0.25 cup balsamic vinegar
2 tablespoons warm water
1 tablespoon dijon mustard
1 tablespoon maple syrup
0.50 teaspoon kosher salt

plus additional to taste

0.50 teaspoon freshly ground black pepper
3 tablespoons extra-virgin olive oil

Instructions

STEP

1

Preheat oven to 400F. Bring 2.5 cups of water to a boil in a saucepan, then add the rinsed wild rice. Reduce heat to low, cover the pot, and simmer until the water is absorbed, 35 to 40 minutes.

STEP

2

Add the diced sweet potato to a large sheet pan and toss with olive oil, salt, and black pepper. Spread out on the pan and bake until slightly crisp, 18 to 22 minutes.

STEP

3

Add the kale to a large mixing bowl and drizzle with olive oil.

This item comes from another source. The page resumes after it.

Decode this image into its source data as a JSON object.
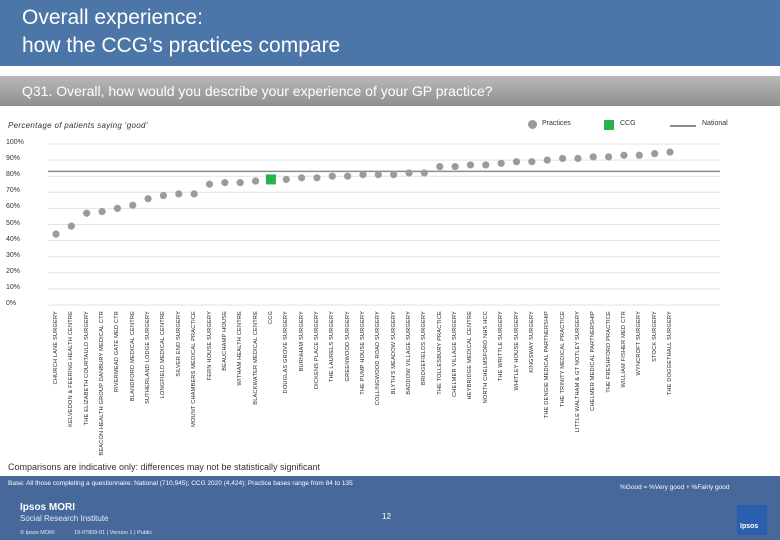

Use clean hands to massage the oil into the kale and let sit for at least 10 minutes to break down.

STEP

4

Make the dressing: blend the vinegar, water, mustard, maple syrup, garlic, salt, and pepper for 30 seconds, then add the oil and blend for another 30 to 45 seconds to emulsify.

STEP

5

Add the cooked wild rice, baked sweet potatoes, chickpeas, apple, and goat cheese to the mixing bowl of kale. Drizzle half of the dressing on top and toss with tongs to evenly mix all ingredients. Add additional dressing until dressed to desired amount.

STEP

6

Enjoy or store in airtight containers in the refrigerator for up to 4 days. Serve chilled.